New accounting pronouncements

New accounting pronouncements

 

The Company is an “emerging growth company,” as defined in Section 2(a) of the Securities Act, as modified by the Jumpstart Our Business Startups Act of 2012 (the “JOBS Act”), and it may take advantage of certain exemptions from various reporting requirements that are applicable to other public companies that are not emerging growth companies. Section 102(b)(1) of the JOBS Act exempts emerging growth companies from being required to comply with new or revised financial accounting standards until private companies (that is, those that have not had a Securities Act registration statement declared effective or do not have a class of securities registered under the Exchange Act) are required to comply with the new or revised financial accounting standards. The JOBS Act provides that an emerging growth company can elect to opt out of the extended transition period and comply with the requirements that apply to non-emerging growth companies but any such election to opt out is irrevocable.

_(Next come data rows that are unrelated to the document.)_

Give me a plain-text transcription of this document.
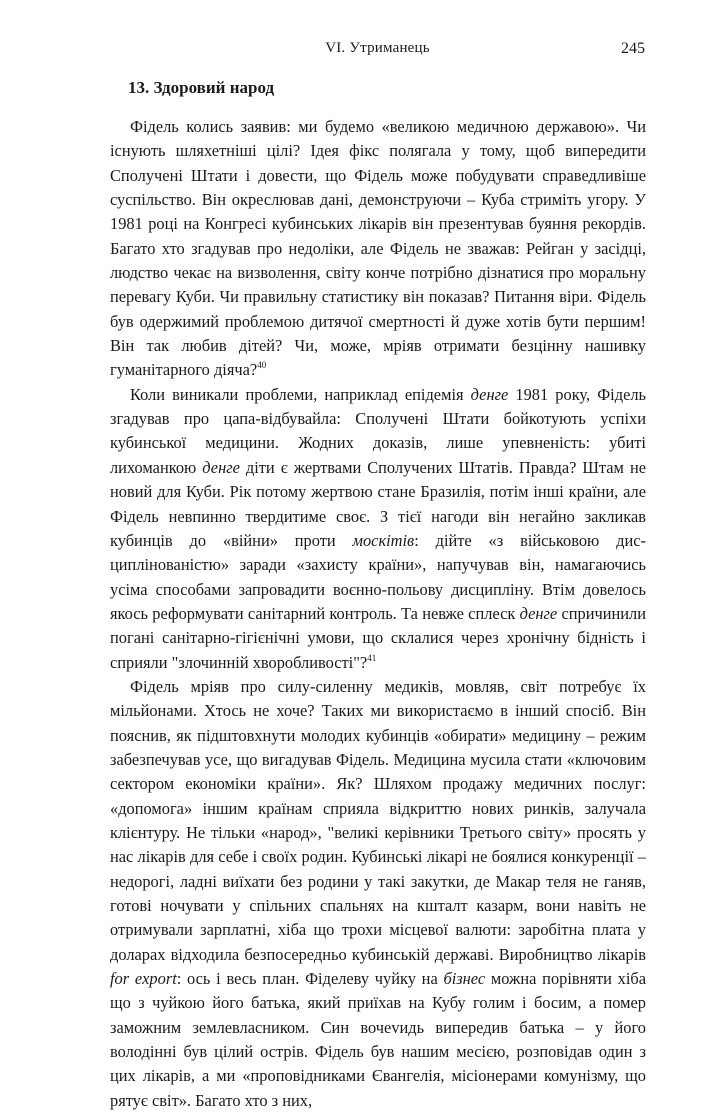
VI. Утриманець	245
13. Здоровий народ

Фідель колись заявив: ми будемо «великою медичною державою». Чи існують шляхетніші цілі? Ідея фікс полягала у тому, щоб випередити Сполучені Штати і довести, що Фідель може побудувати справедливіше суспільство. Він окреслював дані, демонструючи – Куба стриміть угору. У 1981 році на Конгресі кубинських лікарів він презентував буяння рекордів. Багато хто згадував про недоліки, але Фідель не зважав: Рейган у засідці, людство чекає на визволення, світу конче потрібно дізнатися про моральну перевагу Куби. Чи правильну статистику він показав? Питання віри. Фідель був одержимий проблемою дитячої смертності й дуже хотів бути першим! Він так любив дітей? Чи, може, мріяв отримати безцінну нашивку гуманітарного діяча?$^{40}$

Коли виникали проблеми, наприклад епідемія денге 1981 року, Фідель згадував про цапа-відбувайла: Сполучені Штати бойкотують успіхи кубинської медицини. Жодних доказів, лише упевненість: убиті лихоманкою денге діти є жертвами Сполучених Штатів. Правда? Штам не новий для Куби. Рік потому жертвою стане Бразилія, потім інші країни, але Фідель невпинно твердитиме своє. З тієї нагоди він негайно закликав кубинців до «війни» проти москітів: дійте «з військовою дисциплінованістю» заради «захисту країни», напучував він, намагаючись усіма способами запровадити воєнно-польову дисципліну. Втім довелось якось реформувати санітарний контроль. Та невже сплеск денге спричинили погані санітарно-гігієнічні умови, що склалися через хронічну бідність і сприяли "злочинній хворобливості"?$^{41}$

Фідель мріяв про силу-силенну медиків, мовляв, світ потребує їх мільйонами. Хтось не хоче? Таких ми використаємо в інший спосіб. Він пояснив, як підштовхнути молодих кубинців «обирати» медицину – режим забезпечував усе, що вигадував Фідель. Медицина мусила стати «ключовим сектором економіки країни». Як? Шляхом продажу медичних послуг: «допомога» іншим країнам сприяла відкриттю нових ринків, залучала клієнтуру. Не тільки «народ», "великі керівники Третього світу» просять у нас лікарів для себе і своїх родин. Кубинські лікарі не боялися конкуренції – недорогі, ладні виїхати без родини у такі закутки, де Макар теля не ганяв, готові ночувати у спільних спальнях на кшталт казарм, вони навіть не отримували зарплатні, хіба що трохи місцевої валюти: заробітна плата у доларах відходила безпосередньо кубинській державі. Виробництво лікарів for export: ось і весь план. Фіделеву чуйку на бізнес можна порівняти хіба що з чуйкою його батька, який приїхав на Кубу голим і босим, а помер заможним землевласником. Син вочеvидь випередив батька – у його володінні був цілий острів. Фідель був нашим месією, розповідав один з цих лікарів, а ми «проповідниками Євангелія, місіонерами комунізму, що рятує світ». Багато хто з них,
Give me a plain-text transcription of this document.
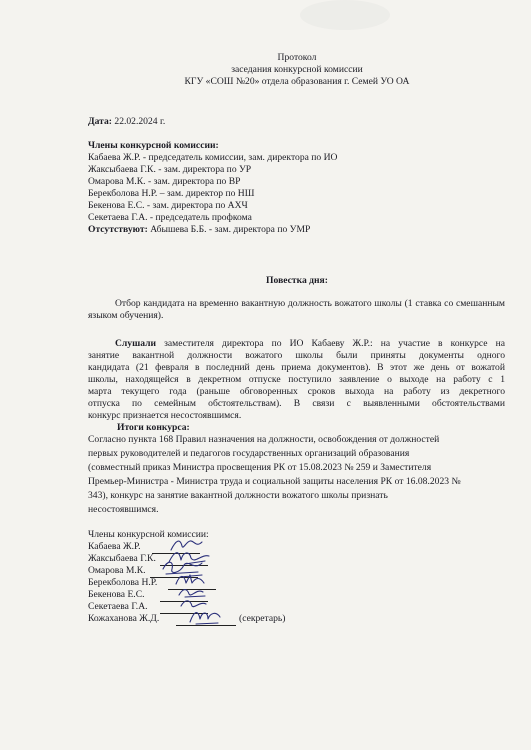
Протокол
заседания конкурсной комиссии
КГУ «СОШ №20» отдела образования г. Семей УО ОА
Дата: 22.02.2024 г.
Члены конкурсной комиссии:
Кабаева Ж.Р. - председатель комиссии, зам. директора по ИО
Жаксыбаева Г.К. - зам. директора по УР
Омарова М.К. - зам. директора по ВР
Берекболова Н.Р. – зам. директор по НШ
Бекенова Е.С. - зам. директора по АХЧ
Секетаева Г.А. - председатель профкома
Отсутствуют: Абышева Б.Б. - зам. директора по УМР
Повестка дня:
Отбор кандидата на временно вакантную должность вожатого школы (1 ставка со смешанным языком обучения).
Слушали заместителя директора по ИО Кабаеву Ж.Р.: на участие в конкурсе на
занятие вакантной должности вожатого школы были приняты документы одного
кандидата (21 февраля в последний день приема документов). В этот же день от вожатой
школы, находящейся в декретном отпуске поступило заявление о выходе на работу с 1
марта текущего года (раньше обговоренных сроков выхода на работу из декретного
отпуска по семейным обстоятельствам). В связи с выявленными обстоятельствами
конкурс признается несостоявшимся.
Итоги конкурса:
Согласно пункта 168 Правил назначения на должности, освобождения от должностей
первых руководителей и педагогов государственных организаций образования
(совместный приказ Министра просвещения РК от 15.08.2023 № 259 и Заместителя
Премьер-Министра - Министра труда и социальной защиты населения РК от 16.08.2023 №
343), конкурс на занятие вакантной должности вожатого школы признать
несостоявшимся.
Члены конкурсной комиссии:
Кабаева Ж.Р.
Жаксыбаева Г.К.
Омарова М.К.
Берекболова Н.Р.
Бекенова Е.С.
Секетаева Г.А.
Кожаханова Ж.Д.	(секретарь)
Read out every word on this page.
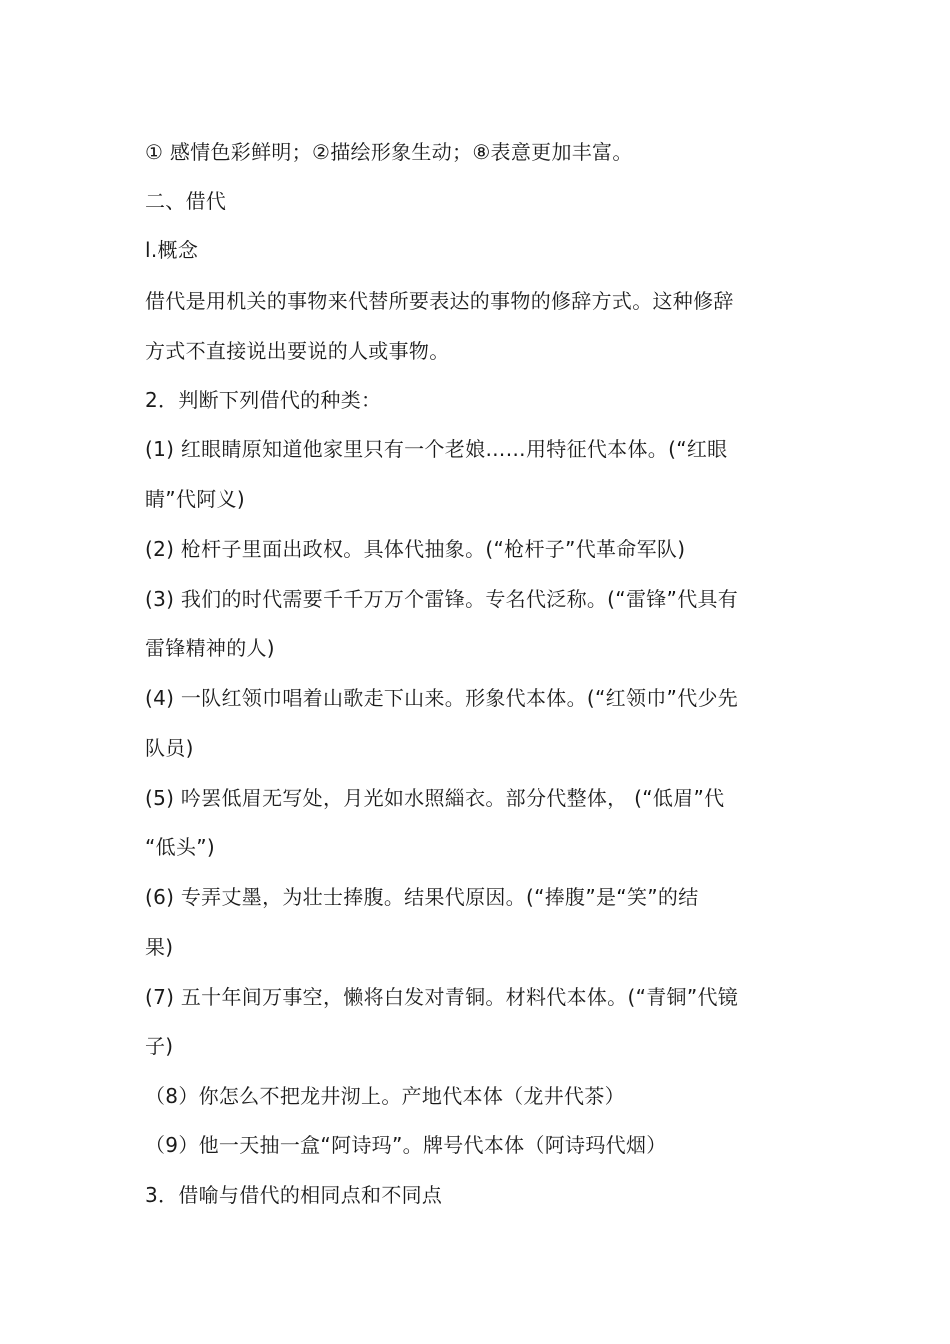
① 感情色彩鲜明；②描绘形象生动；⑧表意更加丰富。
二、借代
l.概念
借代是用机关的事物来代替所要表达的事物的修辞方式。这种修辞
方式不直接说出要说的人或事物。
2．判断下列借代的种类：
(1) 红眼睛原知道他家里只有一个老娘……用特征代本体。(“红眼
睛”代阿义)
(2) 枪杆子里面出政权。具体代抽象。(“枪杆子”代革命军队)
(3) 我们的时代需要千千万万个雷锋。专名代泛称。(“雷锋”代具有
雷锋精神的人)
(4) 一队红领巾唱着山歌走下山来。形象代本体。(“红领巾”代少先
队员)
(5) 吟罢低眉无写处，月光如水照緇衣。部分代整体， (“低眉”代
“低头”)
(6) 专弄丈墨，为壮士捧腹。结果代原因。(“捧腹”是“笑”的结
果)
(7) 五十年间万事空，懒将白发对青铜。材料代本体。(“青铜”代镜
子)
（8）你怎么不把龙井沏上。产地代本体（龙井代茶）
（9）他一天抽一盒“阿诗玛”。牌号代本体（阿诗玛代烟）
3．借喻与借代的相同点和不同点
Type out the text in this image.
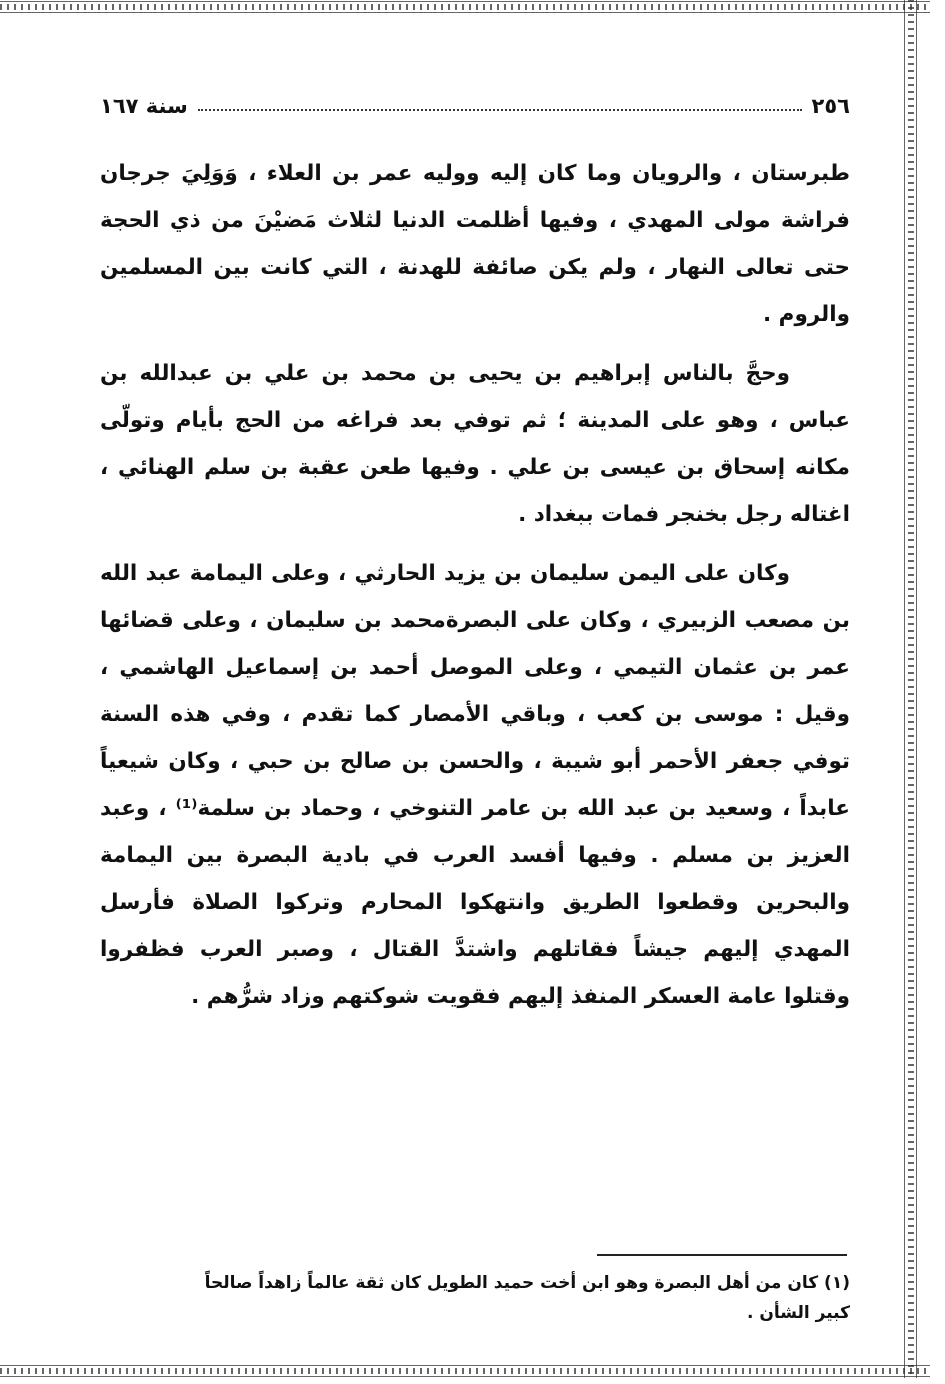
٢٥٦
سنة ١٦٧

طبرستان ، والرويان وما كان إليه ووليه عمر بن العلاء ، وَوَلِيَ جرجان فراشة مولى المهدي ، وفيها أظلمت الدنيا لثلاث مَضيْنَ من ذي الحجة حتى تعالى النهار ، ولم يكن صائفة للهدنة ، التي كانت بين المسلمين والروم .

وحجَّ بالناس إبراهيم بن يحيى بن محمد بن علي بن عبدالله بن عباس ، وهو على المدينة ؛ ثم توفي بعد فراغه من الحج بأيام وتولّى مكانه إسحاق بن عيسى بن علي . وفيها طعن عقبة بن سلم الهنائي ، اغتاله رجل بخنجر فمات ببغداد .

وكان على اليمن سليمان بن يزيد الحارثي ، وعلى اليمامة عبد الله بن مصعب الزبيري ، وكان على البصرةمحمد بن سليمان ، وعلى قضائها عمر بن عثمان التيمي ، وعلى الموصل أحمد بن إسماعيل الهاشمي ، وقيل : موسى بن كعب ، وباقي الأمصار كما تقدم ، وفي هذه السنة توفي جعفر الأحمر أبو شيبة ، والحسن بن صالح بن حبي ، وكان شيعياً عابداً ، وسعيد بن عبد الله بن عامر التنوخي ، وحماد بن سلمة⁽¹⁾ ، وعبد العزيز بن مسلم . وفيها أفسد العرب في بادية البصرة بين اليمامة والبحرين وقطعوا الطريق وانتهكوا المحارم وتركوا الصلاة فأرسل المهدي إليهم جيشاً فقاتلهم واشتدَّ القتال ، وصبر العرب فظفروا وقتلوا عامة العسكر المنفذ إليهم فقويت شوكتهم وزاد شرُّهم .

(١) كان من أهل البصرة وهو ابن أخت حميد الطويل كان ثقة عالماً زاهداً صالحاً كبير الشأن .
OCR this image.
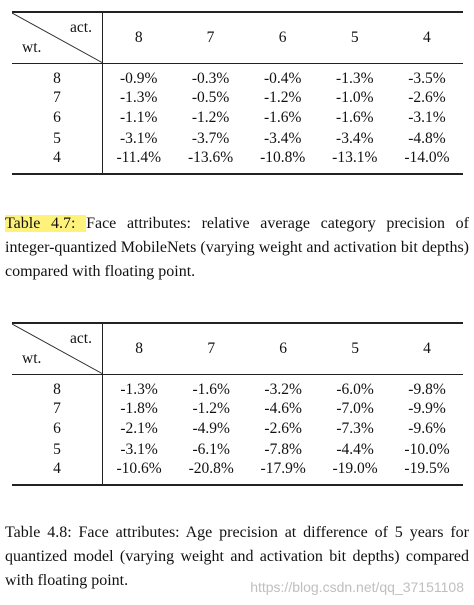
act.
wt.	8	7	6	5	4
8	-0.9%	-0.3%	-0.4%	-1.3%	-3.5%
7	-1.3%	-0.5%	-1.2%	-1.0%	-2.6%
6	-1.1%	-1.2%	-1.6%	-1.6%	-3.1%
5	-3.1%	-3.7%	-3.4%	-3.4%	-4.8%
4	-11.4%	-13.6%	-10.8%	-13.1%	-14.0%
Table 4.7: Face attributes: relative average category precision of integer-quantized MobileNets (varying weight and activation bit depths) compared with floating point.
act.
wt.	8	7	6	5	4
8	-1.3%	-1.6%	-3.2%	-6.0%	-9.8%
7	-1.8%	-1.2%	-4.6%	-7.0%	-9.9%
6	-2.1%	-4.9%	-2.6%	-7.3%	-9.6%
5	-3.1%	-6.1%	-7.8%	-4.4%	-10.0%
4	-10.6%	-20.8%	-17.9%	-19.0%	-19.5%
Table 4.8: Face attributes: Age precision at difference of 5 years for quantized model (varying weight and activation bit depths) compared with floating point.	https://blog.csdn.net/qq_37151108
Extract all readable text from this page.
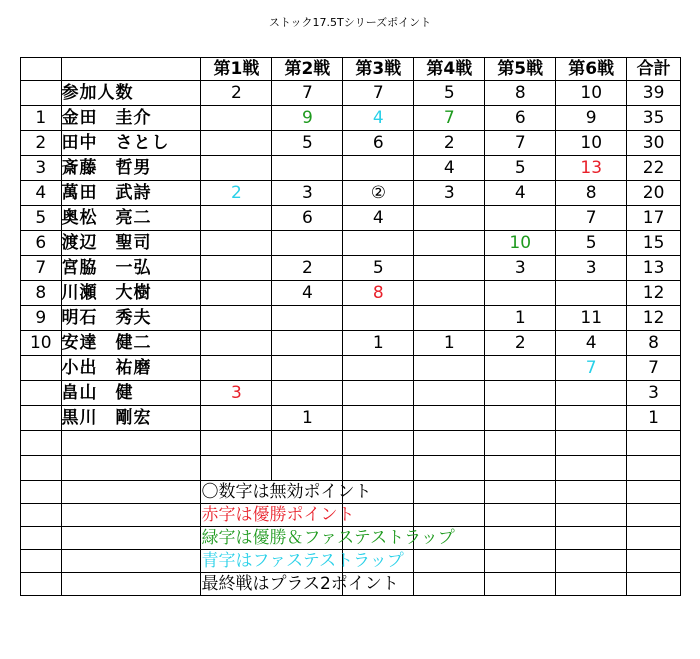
ストック17.5Tシリーズポイント
		第1戦	第2戦	第3戦	第4戦	第5戦	第6戦	合計
	参加人数	2	7	7	5	8	10	39
1	金田　圭介		9	4	7	6	9	35
2	田中　さとし		5	6	2	7	10	30
3	斎藤　哲男				4	5	13	22
4	萬田　武詩	2	3	②	3	4	8	20
5	奥松　亮二		6	4			7	17
6	渡辺　聖司					10	5	15
7	宮脇　一弘		2	5		3	3	13
8	川瀬　大樹		4	8				12
9	明石　秀夫					1	11	12
10	安達　健二			1	1	2	4	8
	小出　祐磨						7	7
	畠山　健	3						3
	黒川　剛宏		1					1

		〇数字は無効ポイント						
		赤字は優勝ポイント						
		緑字は優勝＆ファステストラップ						
		青字はファステストラップ						
		最終戦はプラス2ポイント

The Company has elected not to opt out of such extended transition period which means that when a standard is issued or revised and it has different application dates for public or private companies, the Company, as an emerging growth company, can adopt the new or revised standard at the time private companies adopt the new or revised standard. This may make comparison of the Company’s consolidated financial statements with another public company, which is neither an emerging growth company nor an emerging growth company that has opted out of using the extended transition period, difficult or impossible because of the potential differences in accounting standards used.

 

Pronouncements adopted in 2024

 

None.

 

Pronouncements not yet adopted

 

In November 2023, the FASB issued ASU 2023-07, Segment Reporting (Topic 280): Improvements to Reportable Segment Disclosures. This ASU was issued to improve reportable segment disclosure requirements, primarily through enhanced disclosures about significant segment expenses. This guidance applies to all public entities that are required to report segment information in accordance with Topic 280, Segment Reporting. ASU 2023-07 is effective for fiscal years beginning after December 15, 2023, and interim periods within fiscal years beginning after December 15, 2024. Early adoption is permitted and the guidance should be applied retrospectively. ASU 2023-07 will be effective for the Company for the annual period of its fiscal year ending December 31, 2024. The Company does not anticipate the adoption of this guidance will have a material impact on its condensed consolidated financial statements.

 

In December 2023, the FASB issued ASU 2023-09, Income Taxes (Topic 740): Improvements to Income Tax Disclosures. This ASU was issued to address investor requests for more transparency about income tax information through improvements to income tax disclosure primarily related to the rate reconciliation and income taxes paid information, and to improve the effectiveness of income tax disclosures. This guidance is effective for public entities for annual periods beginning after December 15, 2024. Early adoption is permitted. ASU 2023-09 will be effective for the Company in the first quarter of its fiscal year ending December 31, 2025. The Company is currently evaluating the impact the adoption of this guidance will have on its condensed consolidated financial statements.

 

In November 2024, the FASB issued ASU 2024-03, Income Statement – Reporting Comprehensive Income – Expense Disaggregation Disclosures (Topic 220): Disaggregation of Income Statement Expenses. This guidance requires additional disclosure of certain amounts included in the expense captions presented on the Statement of Operations as well as disclosures about selling expenses. The ASU is effective on a prospective basis, with the option for retrospective application, for annual periods beginning after December 15, 2026, and interim reporting periods beginning after December 15, 2027. Early adoption is permitted. The Company is currently evaluating the impact the adoption of this guidance will have on its condensed consolidated financial statements and related disclosures.